On top of that the SDK supports for Darts right now are non-existent, maybe it'll change in the future , but Firebase + GCloud is pretty much all you'll get in terms of SDK as of now.
In my experience going back to Phonegap, I have tried many evolutions of these products over the years and all of them are terrible. Like unusable. 3fps and unresponsive.
Is React Native a new generation, a new stable outlook, or is it simply making React 3fps and unresponsive?
Where React Native differs from truly Native is that UI orchestration is batched into chunks on the JS side and sent asynchronously to a native receiver, which then applies those changes to the native side. This means that currently if your JS thread gets blocked, or the main thread gets blocked, your app will snag. Performance is a top priority for React Native and it mostly fulfills that goal too. It’s not hard to keep your app running at 60fps.
Using the term "native" to say something is "not HTML" is sort of disingenuous. There is just a whole different custom layer in the middle instead.
React Native takes smaller markup and a subset of CSS and renders it using native components. So how is that as native as you can get in comparison?
I agree that layer between markup and native controls is thinner in React Native but the actual abstraction is actually very comprehensive. iOS and Android applications are constructed quite differently from each other. And React Native is itself different from that. It has an entirely different API with a whole different model for how applications are made. So much so that the platform differences are almost completely papered over. So is that native?
I disagree that the idea of "native components" trumps the fact that practically everything you do in React Native is different from the underlying platform. Ultimately that seems like the least important detail. The abstraction is actually what makes React Native useful but it shouldn't be sold as "native".
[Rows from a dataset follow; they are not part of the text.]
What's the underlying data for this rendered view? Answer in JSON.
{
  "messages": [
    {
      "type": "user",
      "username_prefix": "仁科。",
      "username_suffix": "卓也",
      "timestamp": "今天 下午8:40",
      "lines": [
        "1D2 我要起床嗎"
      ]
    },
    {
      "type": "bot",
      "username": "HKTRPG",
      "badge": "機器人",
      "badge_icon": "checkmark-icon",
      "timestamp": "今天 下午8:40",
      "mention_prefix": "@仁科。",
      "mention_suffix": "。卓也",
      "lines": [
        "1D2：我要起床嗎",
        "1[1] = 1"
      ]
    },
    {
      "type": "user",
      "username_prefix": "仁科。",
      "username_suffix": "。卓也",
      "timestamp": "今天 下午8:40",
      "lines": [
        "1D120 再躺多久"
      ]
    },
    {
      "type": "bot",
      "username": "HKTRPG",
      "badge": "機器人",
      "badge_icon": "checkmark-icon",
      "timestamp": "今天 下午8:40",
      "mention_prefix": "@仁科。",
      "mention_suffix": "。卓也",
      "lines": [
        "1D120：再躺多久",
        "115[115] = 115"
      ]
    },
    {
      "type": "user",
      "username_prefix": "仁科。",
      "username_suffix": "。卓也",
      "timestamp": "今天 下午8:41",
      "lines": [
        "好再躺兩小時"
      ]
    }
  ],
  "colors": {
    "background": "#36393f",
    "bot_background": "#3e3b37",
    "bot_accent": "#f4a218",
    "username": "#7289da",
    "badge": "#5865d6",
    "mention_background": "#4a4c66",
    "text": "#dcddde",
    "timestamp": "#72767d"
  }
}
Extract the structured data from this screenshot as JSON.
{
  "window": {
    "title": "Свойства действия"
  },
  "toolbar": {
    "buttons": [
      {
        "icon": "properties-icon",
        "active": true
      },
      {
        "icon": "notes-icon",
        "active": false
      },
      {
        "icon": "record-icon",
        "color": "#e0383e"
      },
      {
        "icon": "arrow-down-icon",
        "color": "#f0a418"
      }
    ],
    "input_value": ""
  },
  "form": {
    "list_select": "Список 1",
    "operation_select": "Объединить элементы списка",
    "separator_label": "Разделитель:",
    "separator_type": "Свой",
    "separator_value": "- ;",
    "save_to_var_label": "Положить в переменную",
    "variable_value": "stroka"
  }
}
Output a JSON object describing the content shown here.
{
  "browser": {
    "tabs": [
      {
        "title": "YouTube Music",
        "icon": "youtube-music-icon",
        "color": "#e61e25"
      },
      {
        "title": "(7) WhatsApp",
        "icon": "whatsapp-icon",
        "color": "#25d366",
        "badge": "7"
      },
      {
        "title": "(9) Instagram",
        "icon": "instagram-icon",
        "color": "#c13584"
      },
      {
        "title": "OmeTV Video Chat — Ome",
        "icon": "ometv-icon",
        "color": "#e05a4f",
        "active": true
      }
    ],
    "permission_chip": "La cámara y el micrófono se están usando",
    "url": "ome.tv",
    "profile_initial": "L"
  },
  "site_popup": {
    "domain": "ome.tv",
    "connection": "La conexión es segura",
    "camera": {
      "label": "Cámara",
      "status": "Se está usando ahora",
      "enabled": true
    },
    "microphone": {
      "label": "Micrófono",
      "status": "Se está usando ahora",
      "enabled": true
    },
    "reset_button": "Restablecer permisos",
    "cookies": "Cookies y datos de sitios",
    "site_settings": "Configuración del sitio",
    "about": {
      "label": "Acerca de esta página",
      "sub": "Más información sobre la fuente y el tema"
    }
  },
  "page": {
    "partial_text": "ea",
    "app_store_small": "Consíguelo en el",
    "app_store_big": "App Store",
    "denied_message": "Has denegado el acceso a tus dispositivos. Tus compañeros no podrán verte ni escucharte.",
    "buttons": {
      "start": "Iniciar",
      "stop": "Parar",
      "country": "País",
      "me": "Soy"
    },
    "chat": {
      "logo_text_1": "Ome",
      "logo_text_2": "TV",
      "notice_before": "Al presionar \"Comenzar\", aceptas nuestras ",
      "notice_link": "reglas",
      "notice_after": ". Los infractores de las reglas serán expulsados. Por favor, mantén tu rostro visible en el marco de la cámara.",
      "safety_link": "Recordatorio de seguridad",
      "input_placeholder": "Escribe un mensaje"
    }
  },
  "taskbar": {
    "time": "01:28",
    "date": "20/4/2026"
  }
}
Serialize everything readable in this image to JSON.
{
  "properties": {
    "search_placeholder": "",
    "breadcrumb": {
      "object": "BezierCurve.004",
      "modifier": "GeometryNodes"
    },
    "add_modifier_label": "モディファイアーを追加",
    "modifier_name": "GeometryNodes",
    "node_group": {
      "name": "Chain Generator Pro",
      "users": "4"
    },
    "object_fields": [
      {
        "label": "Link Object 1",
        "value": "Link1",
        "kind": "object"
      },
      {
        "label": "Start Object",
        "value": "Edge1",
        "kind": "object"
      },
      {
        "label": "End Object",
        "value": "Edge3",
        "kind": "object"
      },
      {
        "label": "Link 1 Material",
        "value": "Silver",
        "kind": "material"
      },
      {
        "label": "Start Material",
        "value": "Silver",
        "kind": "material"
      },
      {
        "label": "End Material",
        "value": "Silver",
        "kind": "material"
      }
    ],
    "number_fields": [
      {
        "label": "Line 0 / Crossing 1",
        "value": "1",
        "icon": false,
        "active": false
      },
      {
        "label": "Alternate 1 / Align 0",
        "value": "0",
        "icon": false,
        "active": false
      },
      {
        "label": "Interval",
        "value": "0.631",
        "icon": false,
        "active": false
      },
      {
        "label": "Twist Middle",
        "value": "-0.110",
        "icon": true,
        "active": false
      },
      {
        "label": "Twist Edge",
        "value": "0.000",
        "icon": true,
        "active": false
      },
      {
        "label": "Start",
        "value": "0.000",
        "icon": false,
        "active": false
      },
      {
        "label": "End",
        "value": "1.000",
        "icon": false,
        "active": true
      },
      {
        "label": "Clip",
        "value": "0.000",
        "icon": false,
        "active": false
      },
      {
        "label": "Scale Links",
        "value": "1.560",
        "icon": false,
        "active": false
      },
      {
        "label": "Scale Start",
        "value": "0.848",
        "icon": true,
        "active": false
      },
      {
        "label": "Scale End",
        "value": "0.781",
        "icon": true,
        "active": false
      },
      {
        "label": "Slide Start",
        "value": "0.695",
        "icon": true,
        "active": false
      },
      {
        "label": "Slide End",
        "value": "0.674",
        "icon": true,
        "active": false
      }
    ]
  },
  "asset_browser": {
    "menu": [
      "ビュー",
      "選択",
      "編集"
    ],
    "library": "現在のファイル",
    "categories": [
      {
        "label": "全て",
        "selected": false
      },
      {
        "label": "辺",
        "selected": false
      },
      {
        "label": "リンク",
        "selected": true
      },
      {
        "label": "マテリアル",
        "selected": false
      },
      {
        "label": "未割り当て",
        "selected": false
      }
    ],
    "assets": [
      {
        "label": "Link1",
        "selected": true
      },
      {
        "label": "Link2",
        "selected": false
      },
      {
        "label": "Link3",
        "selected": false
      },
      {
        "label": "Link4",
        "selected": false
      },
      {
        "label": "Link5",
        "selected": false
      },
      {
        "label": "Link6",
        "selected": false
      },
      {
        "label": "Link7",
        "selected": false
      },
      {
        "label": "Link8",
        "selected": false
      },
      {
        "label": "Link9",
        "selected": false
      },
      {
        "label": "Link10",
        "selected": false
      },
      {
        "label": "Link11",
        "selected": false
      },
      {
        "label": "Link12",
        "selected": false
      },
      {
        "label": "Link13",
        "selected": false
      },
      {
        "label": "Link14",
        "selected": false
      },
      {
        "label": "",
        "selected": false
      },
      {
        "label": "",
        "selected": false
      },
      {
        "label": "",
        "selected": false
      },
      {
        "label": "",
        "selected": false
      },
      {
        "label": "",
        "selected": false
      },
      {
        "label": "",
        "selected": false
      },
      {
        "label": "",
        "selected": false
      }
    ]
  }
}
The only issue was there was a bug in RN core. We submitted a PR which was finally accepted about 6 months later: https://github.com/facebook/react-native/issues/16612#event-...
> At other times, React Native lags behind in the adoption
of new platform requirements such as Android apps being
required to target api 26 by August 2018.
So far really loving Flutter. The hot reload speed is just incredible. Plus there is some unusual features.
One is widgets keep state so can go directly to where you were already at when developing. This makes you a lot more productive and experiment a lot more.
The other is able to be somewhere in the app your are coding and just click that page on the screen and takes you to the code behind it.
Also it does look like Flutter is the future as the native UI for Fuchsia.
I didn't expect a clickbait from a serious company like yours.